Each time I run the program the SIGHUP comes either on answer.next or
answer.getObjects... and with a different amount of output.

regards,

Richard.
 
V

vruz

Hi. Quick question. I've install a database like thingy (kowari) written
in Java that I want to communicate with from a Ruby: send queries get
answers. What's a good way to communicate from a ruby process to Java
process, SOAP? RMI? Corba? A socket? Are there any wrappers that let me
go from ruby straight to the JVM presumably via the java native call
interface? It's all on the same machine, I need only to communicate from
ruby to the Java Client interface that comes with my database thingy
(kowari).
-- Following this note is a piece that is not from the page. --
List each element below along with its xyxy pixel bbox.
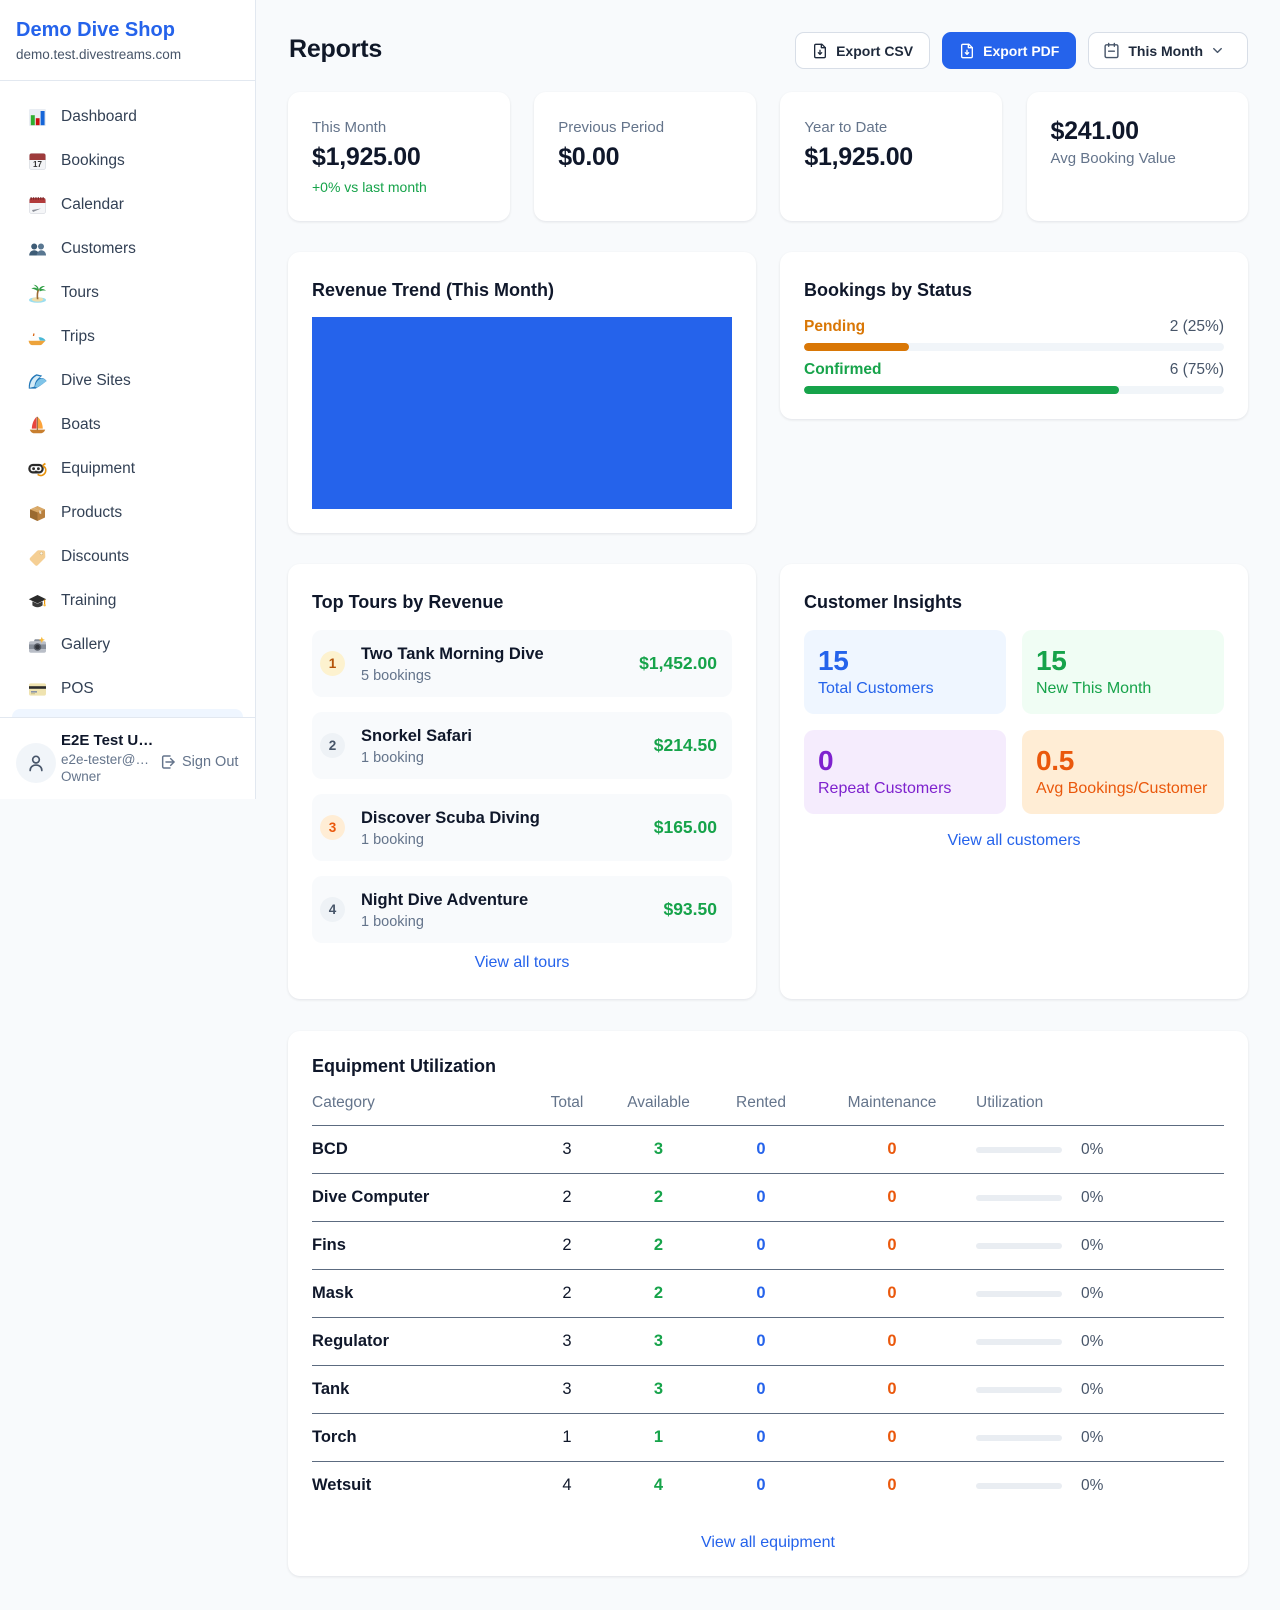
svg-text:17: 17 [33, 160, 42, 169]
The data to be passed back and forth is all strings. The
client interface is a Java Bean. Does that open up any possibilities?

SOAP4R comes standard with Ruby 1.8.x
(for a brief introduction have a look at: http://www.simplesiteuk.com)

I haven't heard of any RMI lib freely available in native Ruby

There's also RJNI: Java binding for Ruby through JNI
http://thekode.net/ruby/rjni/index.html
(though unsupported at the moment, would be interesting for someone to
pick it up)

You may consider JRuby can be a good option for some projects:
http://jruby.sourceforge.net/

There are some other JNI bindings available, can't recall the names
now, someone will probably help adding to the list in this thread.

cheers,
vruz
 
R

Richard Cole

Richard said:
Wow, cool library. That was just what I was looking for :). Can you
think of any reason why I'm getting a SIGHUP? Here's my short ruby
program, maybe there's something obvious.

Don't know where SIGHUP is coming from, but putting a signal handler in
at the top of the ruby script allowed me to ignore SIGHUP, i.e:

trap('SIGHUP') {
# puts "SIGHUP Raised!"
}

and now the program is producing the correct output, i.e. correctly
iterating through the result set.

regards,

Richard.
 
D

David Corbin

Wow,
RJB looks really nice!

So: Trying to get a handle on use cases for JRuby versus RJB...
JRuby is for embedding ruby in java applications, RJB is for embedding java
in ruby applications? Or is there overlap between the two?

I"m not familiar with RJB, but JRuby can work "both ways". In fact, I use it
exclusively for times when I need to call Java code from a Ruby application.